In the embodiment of FIG. 2 for each photo sensor element 17 an own evaluation circuit 17 is provided. Since all circuits are equal and since every photo sensor element has only two connections, it is preferred to combine the plurality of the evaluation circuits to an integrated circuit, which even may be integrated with the photo sensor elements.
However, instead of providing each photo sensor element 17 with an own evaluation circuit, in another embodiment of the invention a multiplex circuit is used, by means of which the signals of the photo sensor elements 17 are sequentially scanned. If the scanning frequency is in the range of Megahertz, as this is the case with known CCD-elements, a suitable time resolution of the signals for detecting neps is given. The multiplexed signal generated by sequentially scanning the photo sensor elements 17 then can be evaluated in a single evaluation circuit.

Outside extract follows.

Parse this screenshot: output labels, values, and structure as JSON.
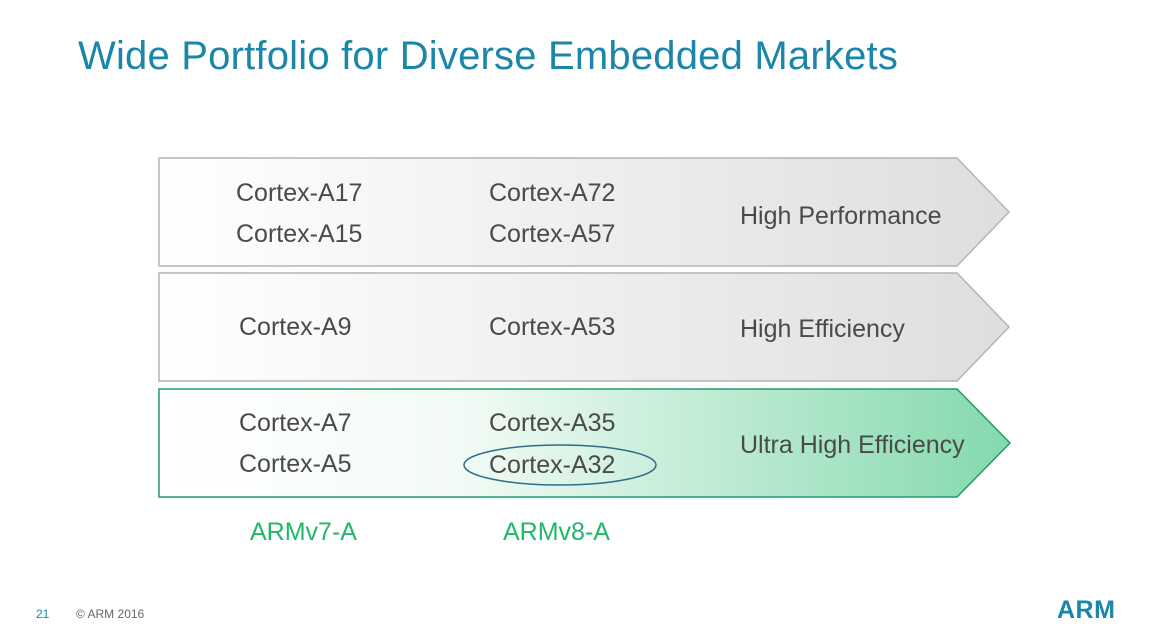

A further simplification of the detecting device 10 of the invention is achieved in that not the complete width of the web or fleece 1 is covered by photo sensor elements 17. Instead, as can be seen from FIG. 3, the detecting device 10 comprises several groups 18 of sensor elements 17, which groups are regularly distributed over the width of the web or fleece 1. Each group 18 comprises 10 individual sensors 17 (FIG. 4) and covers a sector of about 2.5 cm. Thereby, the quality of the carding process can be controlled over the whole width of the web or fleece 1 without however needing an excessive number of sensors 17. If the web 1 has to be controlled over its complete width in order to detect local deficiencies of the clothing of the carding cylinder 3, this can easily be achieved by slowly moving the detecting device 10 of FIG. 3 in transverse direction as indicated by arrow 26. To this end the detecting device 10 is displaceably mounted and driven by a linear drive 27. The count of the counter 22 then is correlated with the respective transverse position of the detecting device relative to the web or fleece 1, which allows a continuous control of the transported web 1 over its whole width.
Thereby, it is also possible to detect foreign bodies as e.g. pieces of wood pinched in the clothing of the doffer roller 4. With the above mentioned time measuring circuit signals can be detected which appear with a frequency corresponding to the rotating speed of the doffer roller 4. Such signals are an indication for a deficiency in the clothing in the respective sector detected. Therefore, such deficiencies can easily be detected and corrected in addition to the nep detection.
As explained above, the detection device of the invention preferably is combined with a carding machine and arranged at a place upstream of the calender rolls 6, i.e. in a zone of relatively low fiber density of the web 1. In this state of the web neps can be detected by projecting an illuminated area of the fiber web or fleece 1 onto the surface of a light sensor device. The light variations in the projected image caused by neps passing through the illuminated area then can easily be evaluated to detect neps. To this end it is preferred that the illuminated area of the web or fleece 1 projected onto the surface of each photo sensor element 17 has a size in the range of a nep, and e.g. does not exceed the size of a nep more than about ten times. Thereby, background noise can substantially be eliminated.
While there is shown and described a present preferred embodiment of the invention, it is to be distinctly understood that the invention is not limited thereto, but may be otherwise variously embodied and practiced within the scope of the following claims.